US prosecutors backtracks on Russian spy suspect offering sex for access
Federal prosecutors are backtracking on their allegation that a Russian woman accused of working as a secret agent offered to trade sex for access, according to a Justice Department court filing.
Prosecutors had earlier accused Maria Butina, a gun rights activist in U.S. custody on charges she worked as a covert agent and tried to establish back-channel lines of communication to the Kremlin, of offering to exchange sex for a position with a special interest organization.
The salacious allegation, which immediately escalated the public interest in the case, was based on a series of text messages to and from Butina and other information that prosecutors say they had obtained.
But in a new court filing late Friday, prosecutors said they misinterpreted the messages. They said "even granting that the government's understanding of this particular text conversation was mistaken," there is other evidence to support keeping Butina in custody as the case against her moves forward in Washington.
Butina, 29, was arrested in July and accused of gathering intelligence on American officials and political organizations.
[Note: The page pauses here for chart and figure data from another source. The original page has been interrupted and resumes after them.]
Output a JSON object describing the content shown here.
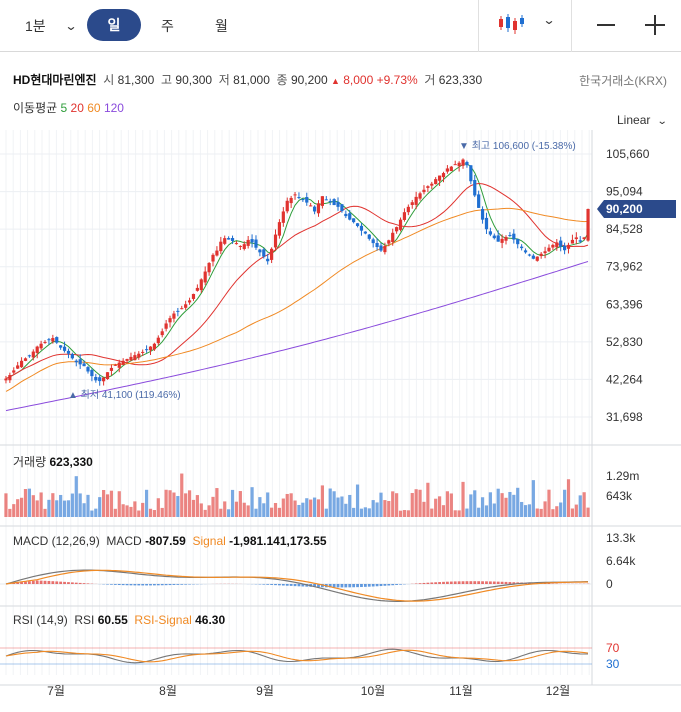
{
  "toolbar": {
    "interval": "1분",
    "tabs": [
      "일",
      "주",
      "월"
    ],
    "active_tab": "일"
  },
  "stock": {
    "name": "HD현대마린엔진",
    "open_label": "시",
    "open": "81,300",
    "high_label": "고",
    "high": "90,300",
    "low_label": "저",
    "low": "81,000",
    "close_label": "종",
    "close": "90,200",
    "change_arrow": "▲",
    "change": "8,000",
    "change_pct": "+9.73%",
    "volume_label": "거",
    "volume": "623,330",
    "exchange": "한국거래소(KRX)"
  },
  "moving_average": {
    "label": "이동평균",
    "periods": [
      "5",
      "20",
      "60",
      "120"
    ],
    "colors": [
      "#2e9d3a",
      "#e0332f",
      "#f08a24",
      "#8a4bdc"
    ]
  },
  "scale_mode": "Linear",
  "price_axis": [
    "105,660",
    "95,094",
    "84,528",
    "73,962",
    "63,396",
    "52,830",
    "42,264",
    "31,698"
  ],
  "current_price_tag": "90,200",
  "annotations": {
    "high": "▼ 최고 106,600 (-15.38%)",
    "low": "▲ 최저 41,100 (119.46%)"
  },
  "volume_panel": {
    "label": "거래량",
    "value": "623,330",
    "axis": [
      "1.29m",
      "643k"
    ]
  },
  "macd_panel": {
    "label": "MACD (12,26,9)",
    "macd_label": "MACD",
    "macd_value": "-807.59",
    "signal_label": "Signal",
    "signal_value": "-1,981.141,173.55",
    "axis": [
      "13.3k",
      "6.64k",
      "0"
    ]
  },
  "rsi_panel": {
    "label": "RSI (14,9)",
    "rsi_label": "RSI",
    "rsi_value": "60.55",
    "signal_label": "RSI-Signal",
    "signal_value": "46.30",
    "axis": [
      "70",
      "30"
    ]
  },
  "x_axis": [
    "7월",
    "8월",
    "9월",
    "10월",
    "11월",
    "12월"
  ],
  "colors": {
    "up": "#e0332f",
    "down": "#1f6fd1",
    "accent": "#2b4a8b",
    "annotation": "#4a6aa8"
  },
  "chart_data": {
    "type": "line",
    "ylim": [
      31698,
      105660
    ],
    "series": [
      {
        "name": "close",
        "values": [
          42500,
          43500,
          44800,
          46200,
          47500,
          48200,
          49000,
          50100,
          51500,
          52300,
          52800,
          53400,
          53900,
          52600,
          51200,
          50300,
          49500,
          48200,
          47100,
          46500,
          46000,
          44500,
          43200,
          42000,
          41800,
          42800,
          44300,
          45500,
          46400,
          47000,
          47500,
          48000,
          48600,
          49100,
          49500,
          50000,
          50700,
          51500,
          52300,
          54000,
          55800,
          58000,
          59500,
          60800,
          61500,
          62300,
          63400,
          64500,
          66300,
          68000,
          70400,
          72600,
          75000,
          77300,
          78500,
          81000,
          82000,
          81600,
          81200,
          80600,
          79800,
          80300,
          81500,
          80800,
          79300,
          78000,
          76800,
          75500,
          79000,
          83000,
          86500,
          89500,
          92500,
          93300,
          94300,
          93500,
          92700,
          92000,
          91200,
          89500,
          91800,
          93800,
          92800,
          92300,
          91300,
          90800,
          89600,
          88200,
          87200,
          86500,
          85400,
          84100,
          83300,
          81800,
          80600,
          79500,
          78500,
          79800,
          81400,
          83500,
          85100,
          87200,
          89300,
          90800,
          92100,
          93600,
          94600,
          95600,
          96600,
          97300,
          98600,
          99600,
          100300,
          101600,
          102100,
          102800,
          103200,
          104100,
          102500,
          98000,
          94000,
          90500,
          87200,
          84500,
          83000,
          82000,
          81000,
          81800,
          82300,
          82800,
          81600,
          80300,
          79200,
          78000,
          77100,
          76200,
          76800,
          77600,
          78300,
          79300,
          80100,
          80800,
          79600,
          78600,
          80100,
          81500,
          82200,
          81000,
          82200,
          90200
        ]
      },
      {
        "name": "5",
        "values": []
      },
      {
        "name": "20",
        "values": []
      },
      {
        "name": "60",
        "values": []
      },
      {
        "name": "120",
        "values": []
      }
    ]
  }
}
Prosecutors say she used her contacts with the National Rifle Association and the National Prayer Breakfast to develop relationships with U.S. politicians and gather information for Russia. They also say she used her role as a student at American University in Washington as a cover for her activities.
The case is being handled by the U.S. attorney for the District of Columbia and not by special counsel Robert Mueller, who has been leading an investigation into possible coordination between Russia and Donald Trump's Republican presidential campaign as well as Russian interference in the 2016 US election. The filing came ahead of a status hearing in her case scheduled for Monday.
Butina's lawyer, Robert Driscoll, had strongly denied the accusation and said the government had relied on an "innocuous" 3-year-old text message exchange between Butina and a longtime friend, assistant and public relations professional for a gun rights group that she had founded.